Hashes are used all over the place in the security world. It’s used to validate that e-mail has not been altered, in secure chat, to store information securely etc etc….
Again, this is meant as an easy overview of something that may be useful to regular people or small businesses. Sometimes you don’t see the value in something unless its explained very simply and in common scenarios. Leave a comment if you have a question! BTW, your comments and e-mails are helpful, I will continue to write posts based on the comments that I get!
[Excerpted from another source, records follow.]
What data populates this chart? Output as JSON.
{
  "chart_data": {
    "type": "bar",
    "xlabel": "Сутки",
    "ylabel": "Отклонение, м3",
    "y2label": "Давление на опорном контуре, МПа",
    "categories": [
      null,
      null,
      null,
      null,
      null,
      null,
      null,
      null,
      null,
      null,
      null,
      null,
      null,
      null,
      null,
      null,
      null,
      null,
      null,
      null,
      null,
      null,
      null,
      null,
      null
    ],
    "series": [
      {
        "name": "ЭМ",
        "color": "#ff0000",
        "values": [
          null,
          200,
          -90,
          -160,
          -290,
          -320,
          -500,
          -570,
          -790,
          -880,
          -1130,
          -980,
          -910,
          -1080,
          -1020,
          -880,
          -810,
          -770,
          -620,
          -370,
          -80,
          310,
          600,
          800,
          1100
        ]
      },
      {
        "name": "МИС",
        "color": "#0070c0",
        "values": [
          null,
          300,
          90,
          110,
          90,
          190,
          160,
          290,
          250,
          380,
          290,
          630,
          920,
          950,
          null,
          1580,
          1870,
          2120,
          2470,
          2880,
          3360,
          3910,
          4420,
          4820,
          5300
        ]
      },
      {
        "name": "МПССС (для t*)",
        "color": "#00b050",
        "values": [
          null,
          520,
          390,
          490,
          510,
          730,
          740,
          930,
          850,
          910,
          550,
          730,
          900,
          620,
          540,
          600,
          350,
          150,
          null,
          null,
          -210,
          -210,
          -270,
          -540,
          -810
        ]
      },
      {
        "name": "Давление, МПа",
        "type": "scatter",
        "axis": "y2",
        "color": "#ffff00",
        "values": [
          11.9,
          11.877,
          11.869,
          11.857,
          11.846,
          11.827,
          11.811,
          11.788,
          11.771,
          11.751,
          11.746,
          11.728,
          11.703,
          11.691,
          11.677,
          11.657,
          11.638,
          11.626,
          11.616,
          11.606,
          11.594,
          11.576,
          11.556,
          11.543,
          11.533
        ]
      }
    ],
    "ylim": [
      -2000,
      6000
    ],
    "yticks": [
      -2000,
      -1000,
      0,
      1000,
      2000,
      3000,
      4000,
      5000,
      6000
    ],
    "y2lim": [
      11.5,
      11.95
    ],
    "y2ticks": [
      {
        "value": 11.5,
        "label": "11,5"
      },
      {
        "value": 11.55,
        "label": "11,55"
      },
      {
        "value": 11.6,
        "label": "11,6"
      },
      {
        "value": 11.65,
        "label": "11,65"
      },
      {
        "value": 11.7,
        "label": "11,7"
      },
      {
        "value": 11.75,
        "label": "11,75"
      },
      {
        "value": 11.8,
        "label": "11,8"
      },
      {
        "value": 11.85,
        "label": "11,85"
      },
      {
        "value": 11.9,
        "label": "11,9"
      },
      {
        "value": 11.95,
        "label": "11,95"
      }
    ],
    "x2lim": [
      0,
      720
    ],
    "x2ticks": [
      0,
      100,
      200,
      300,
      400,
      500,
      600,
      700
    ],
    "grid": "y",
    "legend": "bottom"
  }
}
NOTE: I have gotten many messages that MD5 is worthless and can no longer be trusted. This is not true, while it has been comprimised the hack is still VERY difficult and MD5 is more than sufficient for basic home or business use. If you believe that one kink in the armor makes it worthless then use SHA1 – BUT this too has had kinks in the armor latelely just to a lesser extent than MD5. All these hashing algorithm do essentially the same thing, please keep your comments coming… is MD5 dead? I don’t think so…. WEP wasn’t dead when it was cracked because the hack was too difficult and took too long, it was two years later when you could crack a network in 1 minute that its dead baby. Most folks just want to compare one or two files and aren’t testing the results for collisions or againt rainbow tables. While these are all valid points we must note MD5 has been in use for a long time for a reason 🙂